As February rolls around, so does income tax season. Whether this is a windfall or a woes season, there is always good information available to help with financial decision making. 

HSA accountant Glenn Sylvestre helps out with some sage advice around Registered Retirement Savings Plans and Tax-Free Savings Accounts. The biggest difference is the decision of when to endure the tax payment. Sylvestre explains that an individual's tax bracket now and at the time of retirement may have a bearing.

He explains, "Anything over $46,000 in income, you're taxed at a 32% level; anything over $90,000, you're at a 38.5% tax bracket. So buying an RRSP in those tax brackets will save you that percentage accordingly. You have to ask yourself when I retire, where is my income level going to be because, of course, an RRSP comes out as income and it's taxable. So if you are going to be in the same tax bracket when you retire, then maybe a TFSA is a better option for you. Any growth it has is tax-free on its way out."  Sylvestre clarifies that there may not be an immediate tax saving with the purchase of a TFSA, but the dividends on the other end won't increase payable income tax. "That's the difference: tax-free coming out or tax payable coming out."

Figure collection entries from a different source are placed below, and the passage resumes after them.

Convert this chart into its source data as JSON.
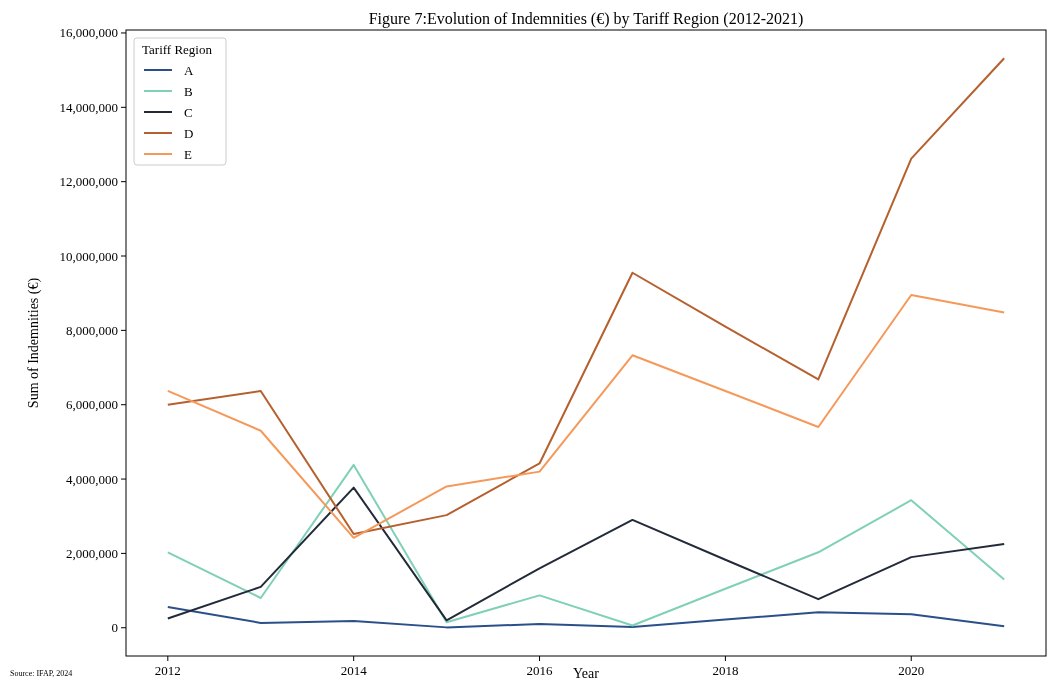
{
  "chart_data": {
    "type": "line",
    "title": "Figure 7:Evolution of Indemnities (€) by Tariff Region (2012-2021)",
    "xlabel": "Year",
    "ylabel": "Sum of Indemnities (€)",
    "legend_title": "Tariff Region",
    "legend": "top left",
    "grid": false,
    "annotations": [
      "Source: IFAP, 2024"
    ],
    "x": [
      2012,
      2013,
      2014,
      2015,
      2016,
      2017,
      2018,
      2019,
      2020,
      2021
    ],
    "xlim": [
      2011.55,
      2021.45
    ],
    "xticks": [
      2012,
      2014,
      2016,
      2018,
      2020
    ],
    "ylim": [
      -760000,
      16080000
    ],
    "yticks": [
      {
        "value": 0,
        "label": "0"
      },
      {
        "value": 2000000,
        "label": "2,000,000"
      },
      {
        "value": 4000000,
        "label": "4,000,000"
      },
      {
        "value": 6000000,
        "label": "6,000,000"
      },
      {
        "value": 8000000,
        "label": "8,000,000"
      },
      {
        "value": 10000000,
        "label": "10,000,000"
      },
      {
        "value": 12000000,
        "label": "12,000,000"
      },
      {
        "value": 14000000,
        "label": "14,000,000"
      },
      {
        "value": 16000000,
        "label": "16,000,000"
      }
    ],
    "series": [
      {
        "name": "A",
        "color": "#2b4f8a",
        "values": [
          560000,
          130000,
          180000,
          10000,
          100000,
          20000,
          220000,
          420000,
          360000,
          40000
        ]
      },
      {
        "name": "B",
        "color": "#80d0b8",
        "values": [
          2030000,
          800000,
          4380000,
          150000,
          870000,
          60000,
          1050000,
          2030000,
          3430000,
          1300000
        ]
      },
      {
        "name": "C",
        "color": "#232b3a",
        "values": [
          250000,
          1100000,
          3770000,
          200000,
          1600000,
          2900000,
          1830000,
          770000,
          1900000,
          2250000
        ]
      },
      {
        "name": "D",
        "color": "#b5602e",
        "values": [
          6000000,
          6370000,
          2520000,
          3030000,
          4420000,
          9550000,
          8100000,
          6680000,
          12620000,
          15320000
        ]
      },
      {
        "name": "E",
        "color": "#f5995a",
        "values": [
          6370000,
          5300000,
          2420000,
          3800000,
          4200000,
          7330000,
          6370000,
          5400000,
          8950000,
          8480000
        ]
      }
    ]
  }
}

One other difference of note in this year's return will affect post-secondary students. Sylvestre outlines, "With student credits, you get only federal credits with tuition. There's no books or lodging credits that you used to get, so it's basically 15% of your tuition that you get federally." Parents helping to fund students' education will be happy to know that those amounts can still be transferred to parents. 

March 1st is the deadline for contributing to an RRSP for the 2018 tax year.